DNA Damage, Transposable Element Expression and Their Associated Factors in Aging

Aging is a gradual and irreversible physiological process that leads to declines in tissue and cell functions, along with an increased risk of developing various age-related diseases. The primary driving force associated with aging is the accumulation of damaged genetic material in the cell, such as DNA. DNA damage can be caused by endogenous and exogenous factors, which leads to genome instability, mitochondrial dysfunction, epigenetic modifications, and proteostatic disturb. Another driving force associated with aging is the disruption of cellular metabolism. This disruption is closely linked to alterations in the function of metabolic pathways, including insulin/IGF-1 and mTOR, which regulate crucial cellular processes like cell growth, cell proliferation, and apoptosis.

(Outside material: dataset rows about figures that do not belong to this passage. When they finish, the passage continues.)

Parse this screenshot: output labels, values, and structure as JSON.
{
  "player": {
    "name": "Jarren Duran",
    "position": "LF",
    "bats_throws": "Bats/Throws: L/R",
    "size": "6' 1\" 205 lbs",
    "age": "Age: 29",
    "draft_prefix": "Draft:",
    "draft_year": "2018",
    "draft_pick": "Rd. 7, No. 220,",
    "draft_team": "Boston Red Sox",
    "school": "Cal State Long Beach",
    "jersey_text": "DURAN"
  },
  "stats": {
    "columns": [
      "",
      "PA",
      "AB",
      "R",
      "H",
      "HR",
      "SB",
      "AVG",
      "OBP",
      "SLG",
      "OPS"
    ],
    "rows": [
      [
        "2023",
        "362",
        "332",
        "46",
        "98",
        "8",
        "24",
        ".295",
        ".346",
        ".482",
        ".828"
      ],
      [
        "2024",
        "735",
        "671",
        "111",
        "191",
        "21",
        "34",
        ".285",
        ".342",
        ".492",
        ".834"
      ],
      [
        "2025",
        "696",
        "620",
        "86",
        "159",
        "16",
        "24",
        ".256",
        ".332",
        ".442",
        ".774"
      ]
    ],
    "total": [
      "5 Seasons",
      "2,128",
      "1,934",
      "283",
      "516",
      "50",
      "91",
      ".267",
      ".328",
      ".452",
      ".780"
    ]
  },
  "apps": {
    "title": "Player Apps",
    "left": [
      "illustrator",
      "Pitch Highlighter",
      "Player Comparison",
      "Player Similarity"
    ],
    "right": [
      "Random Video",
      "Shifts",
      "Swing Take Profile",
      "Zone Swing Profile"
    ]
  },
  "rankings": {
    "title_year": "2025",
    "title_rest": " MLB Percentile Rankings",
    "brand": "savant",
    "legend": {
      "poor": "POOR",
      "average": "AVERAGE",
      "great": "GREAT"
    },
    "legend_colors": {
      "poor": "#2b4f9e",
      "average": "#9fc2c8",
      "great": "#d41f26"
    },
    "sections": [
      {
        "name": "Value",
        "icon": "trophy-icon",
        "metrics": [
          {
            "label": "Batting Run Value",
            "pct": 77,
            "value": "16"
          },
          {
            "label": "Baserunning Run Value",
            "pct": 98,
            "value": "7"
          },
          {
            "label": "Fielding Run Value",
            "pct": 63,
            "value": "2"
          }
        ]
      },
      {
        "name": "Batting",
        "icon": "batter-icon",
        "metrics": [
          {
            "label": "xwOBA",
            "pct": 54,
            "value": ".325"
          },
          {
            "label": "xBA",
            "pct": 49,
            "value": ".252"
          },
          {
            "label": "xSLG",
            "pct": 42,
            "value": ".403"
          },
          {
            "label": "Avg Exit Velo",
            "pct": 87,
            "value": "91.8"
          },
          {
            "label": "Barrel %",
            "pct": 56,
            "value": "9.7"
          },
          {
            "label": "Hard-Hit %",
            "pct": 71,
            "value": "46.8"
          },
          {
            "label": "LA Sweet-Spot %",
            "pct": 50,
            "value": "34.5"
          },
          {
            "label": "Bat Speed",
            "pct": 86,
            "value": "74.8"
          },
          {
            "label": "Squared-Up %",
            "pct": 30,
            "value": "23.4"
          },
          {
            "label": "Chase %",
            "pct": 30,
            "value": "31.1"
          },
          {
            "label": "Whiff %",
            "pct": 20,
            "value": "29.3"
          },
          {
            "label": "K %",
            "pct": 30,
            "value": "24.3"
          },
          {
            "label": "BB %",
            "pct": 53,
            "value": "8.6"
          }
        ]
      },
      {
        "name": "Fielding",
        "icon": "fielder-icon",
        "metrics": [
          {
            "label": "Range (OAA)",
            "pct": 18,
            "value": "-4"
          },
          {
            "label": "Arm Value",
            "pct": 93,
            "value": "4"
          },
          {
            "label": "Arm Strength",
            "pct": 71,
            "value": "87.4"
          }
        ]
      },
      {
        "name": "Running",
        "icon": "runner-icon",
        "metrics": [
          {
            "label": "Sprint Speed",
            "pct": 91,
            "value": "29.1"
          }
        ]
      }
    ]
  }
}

The activation of the insulin/IGF-1 signaling pathway highly promotes cell growth and proliferation, while also inhibits autophagy and increasing ROS production. This ultimately leads to accelerated aging. Another crucial signaling pathway is the mTOR signaling pathway. It is responsible for detecting nutrient availability and controlling cell growth and metabolism. The dysregulation of mTOR function can lead to the development of neurodegenerative diseases, which are characterized by the aggregation of protein. Activation of transposable elements is the other driving force of aging, caused by changes in DNA methylation and the loss of heterochromatin. As a result, this leads to DNA damage, genomic instability, and inflammation. The aim of this review is to elucidate the consequence of DNA damage and other associated factors drive aging.